As OPEC heads into its March 17-18th OPEC+ coalition “Joint Technical Committee and Joint Ministerial Monitoring Committee” meeting in Baku, Azerbaijan, they are making it clear that they are considering an extension of OPEC production cuts but also warning the U.S. not to think about instituting a NOPEC bill that would allow the government to sue the cartel. According to a Bloomberg report they would start a production war, call on every member to raise production to maximum capacity, causing a crash in oil prices, and continue to work to bring the shale oil producers to their knees.
Yet without a bill they plan on draining supply and driving the price of Brent oil basis back to $80 a barrel, tweet or no tweet. OPEC is still fuming about President Trump’s last-minute reversal on Iranian oil sanctions when he granted waivers, especially after OPEC and their partner in crime Russia, tried to appease the president by raising production. Now the gloves have come off and the cartel wants revenge and they are going to stay tighter and show that they will not be swayed by the U.S. President.
OPEC is covering their tracks and they are making a case for even further cuts by lowering their demand estimate for crude oil. In their latest report, they lowered their 2019 demand forecast to 30.46 million barrels per day, 130,000 bpd less than last month’s forecast. OPEC is also calling on others to cut output and they will not be swayed from their production cut goals, despite evidence that their determination will lead to a supply deficit in the near future.
In fact, that is exactly what the International Energy Agency (IEA) is predicting. The world is being led by U.S. oil demand growth as we are the strongest economy on the globe. The IEA, according to Reuters, is saying that “The Paris-based IEA said the market could show a modest surplus in the first quarter of 2019 before flipping into a deficit in the second quarter by about 0.5 million bpd.”
“At the same time, (OPEC) production cuts have increased the spare capacity cushion. This is especially important now as economic sentiment is becoming more pessimistic and the global economy could be entering a vulnerable period,” the IEA added. The agency said it was particularly concerned about a possible further decline in production in Venezuela, where output has stabilized at 1.2 million bpd in recent months.”

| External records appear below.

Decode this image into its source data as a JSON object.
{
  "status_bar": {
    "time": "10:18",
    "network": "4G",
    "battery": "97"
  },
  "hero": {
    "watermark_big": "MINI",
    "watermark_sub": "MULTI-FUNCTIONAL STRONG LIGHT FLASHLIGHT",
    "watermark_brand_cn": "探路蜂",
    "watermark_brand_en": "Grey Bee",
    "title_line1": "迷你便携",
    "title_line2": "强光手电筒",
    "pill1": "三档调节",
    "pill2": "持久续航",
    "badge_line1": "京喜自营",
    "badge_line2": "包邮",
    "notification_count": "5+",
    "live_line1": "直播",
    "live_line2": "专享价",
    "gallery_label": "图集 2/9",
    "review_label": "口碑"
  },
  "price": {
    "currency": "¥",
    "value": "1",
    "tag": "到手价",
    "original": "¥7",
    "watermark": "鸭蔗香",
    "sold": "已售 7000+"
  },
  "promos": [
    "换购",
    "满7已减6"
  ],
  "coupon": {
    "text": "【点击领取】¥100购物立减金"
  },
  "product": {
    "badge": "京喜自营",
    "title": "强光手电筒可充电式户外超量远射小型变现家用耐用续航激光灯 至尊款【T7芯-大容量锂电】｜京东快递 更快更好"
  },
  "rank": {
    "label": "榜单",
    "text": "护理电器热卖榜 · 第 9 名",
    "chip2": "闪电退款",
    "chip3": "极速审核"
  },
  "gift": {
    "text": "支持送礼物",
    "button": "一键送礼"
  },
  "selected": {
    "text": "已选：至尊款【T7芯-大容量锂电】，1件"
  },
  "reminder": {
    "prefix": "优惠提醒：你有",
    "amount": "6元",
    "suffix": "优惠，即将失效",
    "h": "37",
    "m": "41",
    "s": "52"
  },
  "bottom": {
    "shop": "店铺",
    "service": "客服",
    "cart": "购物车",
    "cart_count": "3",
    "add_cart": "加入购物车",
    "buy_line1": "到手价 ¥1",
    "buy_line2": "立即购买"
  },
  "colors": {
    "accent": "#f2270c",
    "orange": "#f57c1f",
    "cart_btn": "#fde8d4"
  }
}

What this means for traders is that the path of least resistance is still to the upside. We have talked about the lack of heavy oil, as well as other refining issues, which will make this turnaround season very challenging. We have not even touched on the fact that Iranian production is falling, yet Libyan production is rising. We have an unstable situation in Nigeria as well, so there is enough geopolitical risk to keep the market nervous. While there is no real risk to oil supply at this point, the market must also pay attention to Israel and Gaza. The AP reported that Israeli warplanes on Friday struck some 100 Hamas targets in the Gaza Strip in response to a rare rocket attack on the Israeli metropolis of Tel Aviv. Rocket fire persisted into the morning, setting the stage for additional possible reprisals.
Nat gas may have had its last blast of winter, I hope. The EIA yesterday reported a massive drop in supply. Market Watch reported that the U.S. Energy Information Administration released Thursday that domestic supplies of natural gas fell by 204 billion cubic feet for the week ended March 8. That was within range of the 208 billion-cubic-feet decline expected by analysts polled by S&P Global Platt’s. Total stocks now stand at 1.186 trillion cubic feet, down 359 billion cubic feet from a year ago and 569 billion below the five-year average.